Despite my disagreement with some of the authors’ claims, I would say that
they remained within their original theoretical framework in concluding their
results. Their two-step process for learning focused on the formation of
students’ mental representations, the knowledge constructed by this
information, and the impact of a coherent vs. changeable lesson plan. In their
final explanation they were careful to relate their ideas and analysis back to
the original theoretical base. They state that the reported patterns of
recognition result from differences in students’ schemata for learning math.
Because Japanese students’ routinely receive coherent instruction, the authors
feel that they are more capable of identifying the salient points of a lesson,
and getting to the heart of what the teacher intended to convey.
In my view, some of the inherent design problems in the way this study was
enacted make it difficult to extrapolate much significance to a greater
population. That being said however, I do feel that the authors’ have an
interesting set of ideas and line of reasoning that could potentially be built on
through further research and better methods.

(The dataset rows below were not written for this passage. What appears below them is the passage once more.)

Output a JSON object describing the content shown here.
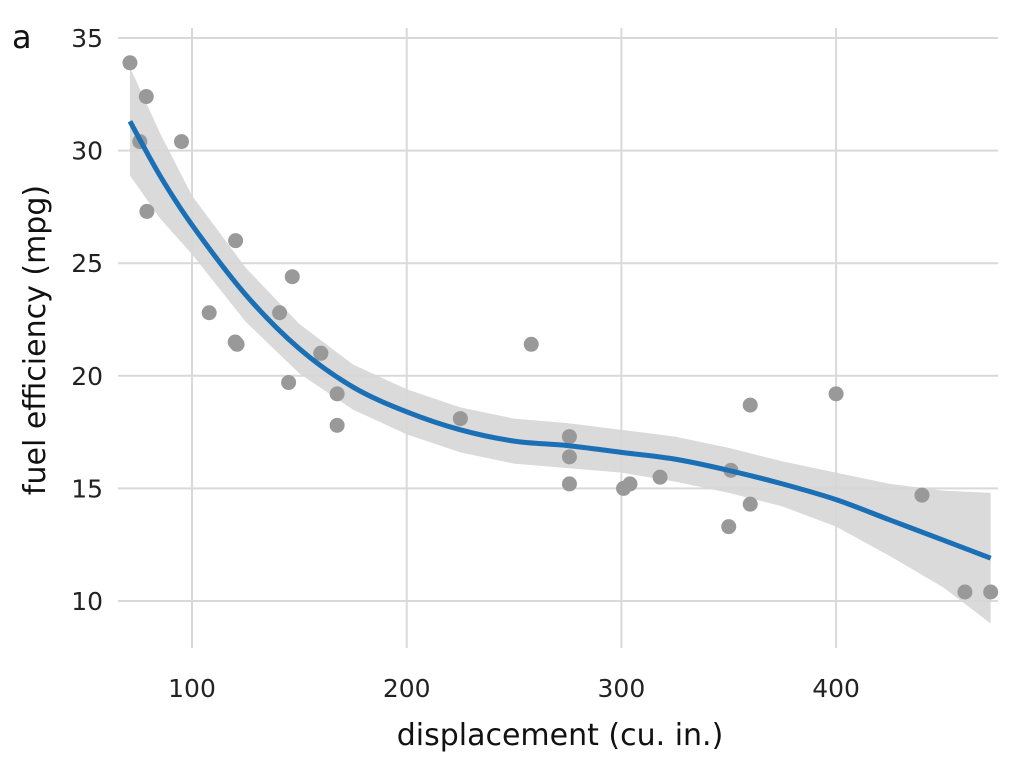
{
  "chart_data": {
    "type": "scatter",
    "panel_label": "a",
    "xlabel": "displacement (cu. in.)",
    "ylabel": "fuel efficiency (mpg)",
    "xlim": [
      60,
      480
    ],
    "ylim": [
      8,
      36
    ],
    "xticks": [
      100,
      200,
      300,
      400
    ],
    "yticks": [
      10,
      15,
      20,
      25,
      30,
      35
    ],
    "grid": true,
    "points": [
      {
        "x": 160,
        "y": 21.0
      },
      {
        "x": 160,
        "y": 21.0
      },
      {
        "x": 108,
        "y": 22.8
      },
      {
        "x": 258,
        "y": 21.4
      },
      {
        "x": 360,
        "y": 18.7
      },
      {
        "x": 225,
        "y": 18.1
      },
      {
        "x": 360,
        "y": 14.3
      },
      {
        "x": 146.7,
        "y": 24.4
      },
      {
        "x": 140.8,
        "y": 22.8
      },
      {
        "x": 167.6,
        "y": 19.2
      },
      {
        "x": 167.6,
        "y": 17.8
      },
      {
        "x": 275.8,
        "y": 16.4
      },
      {
        "x": 275.8,
        "y": 17.3
      },
      {
        "x": 275.8,
        "y": 15.2
      },
      {
        "x": 472,
        "y": 10.4
      },
      {
        "x": 460,
        "y": 10.4
      },
      {
        "x": 440,
        "y": 14.7
      },
      {
        "x": 78.7,
        "y": 32.4
      },
      {
        "x": 75.7,
        "y": 30.4
      },
      {
        "x": 71.1,
        "y": 33.9
      },
      {
        "x": 120.1,
        "y": 21.5
      },
      {
        "x": 318,
        "y": 15.5
      },
      {
        "x": 304,
        "y": 15.2
      },
      {
        "x": 350,
        "y": 13.3
      },
      {
        "x": 400,
        "y": 19.2
      },
      {
        "x": 79,
        "y": 27.3
      },
      {
        "x": 120.3,
        "y": 26.0
      },
      {
        "x": 95.1,
        "y": 30.4
      },
      {
        "x": 351,
        "y": 15.8
      },
      {
        "x": 145,
        "y": 19.7
      },
      {
        "x": 301,
        "y": 15.0
      },
      {
        "x": 121,
        "y": 21.4
      }
    ],
    "smooth": {
      "x": [
        71.1,
        85,
        100,
        125,
        150,
        175,
        200,
        225,
        250,
        275,
        300,
        325,
        350,
        375,
        400,
        425,
        450,
        472
      ],
      "y": [
        31.3,
        28.9,
        26.7,
        23.6,
        21.2,
        19.5,
        18.4,
        17.6,
        17.1,
        16.9,
        16.6,
        16.3,
        15.8,
        15.2,
        14.5,
        13.6,
        12.7,
        11.9
      ],
      "lower": [
        28.9,
        27.0,
        25.4,
        22.4,
        20.1,
        18.5,
        17.4,
        16.6,
        16.1,
        15.9,
        15.7,
        15.3,
        14.8,
        14.2,
        13.3,
        12.0,
        10.6,
        9.0
      ],
      "upper": [
        33.7,
        30.8,
        28.0,
        24.8,
        22.3,
        20.5,
        19.4,
        18.6,
        18.1,
        17.9,
        17.6,
        17.3,
        16.8,
        16.2,
        15.7,
        15.2,
        14.9,
        14.8
      ]
    },
    "colors": {
      "points": "#999999",
      "line": "#1a6fb5",
      "band": "#d6d6d6",
      "grid": "#d9d9d9"
    }
  }
}
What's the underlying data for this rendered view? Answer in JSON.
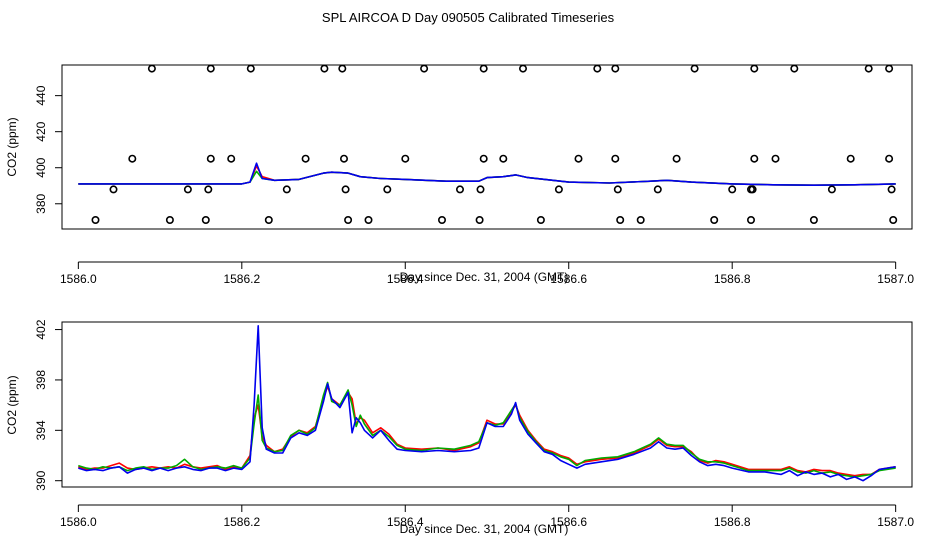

The aims of the study have
value in the sense of investigating the process of mathematics learning from
classroom lessons. The authors are trying to get at issues of how lesson
characteristics impact the way students think and learn. Developing
awareness of a beneficial type of lesson structure for American classrooms
seems like a valid goal, and perhaps with a more realistic research design,
there could be potential descriptive evidence of how mental representations
are formed in the classroom, or possibly prescriptive evidence in implications
for future math lesson design. As it stands however, I would not feel
confident in trying to generalize this study on a broader scale.
Yoshida, M., Fernandez, C., & Stigler, J. W. (1993). Japanese and american
students' differential recognition memory for teachers' statements during a
mathematics lesson. Journal of Educational Psychology, 85(4), 610-617.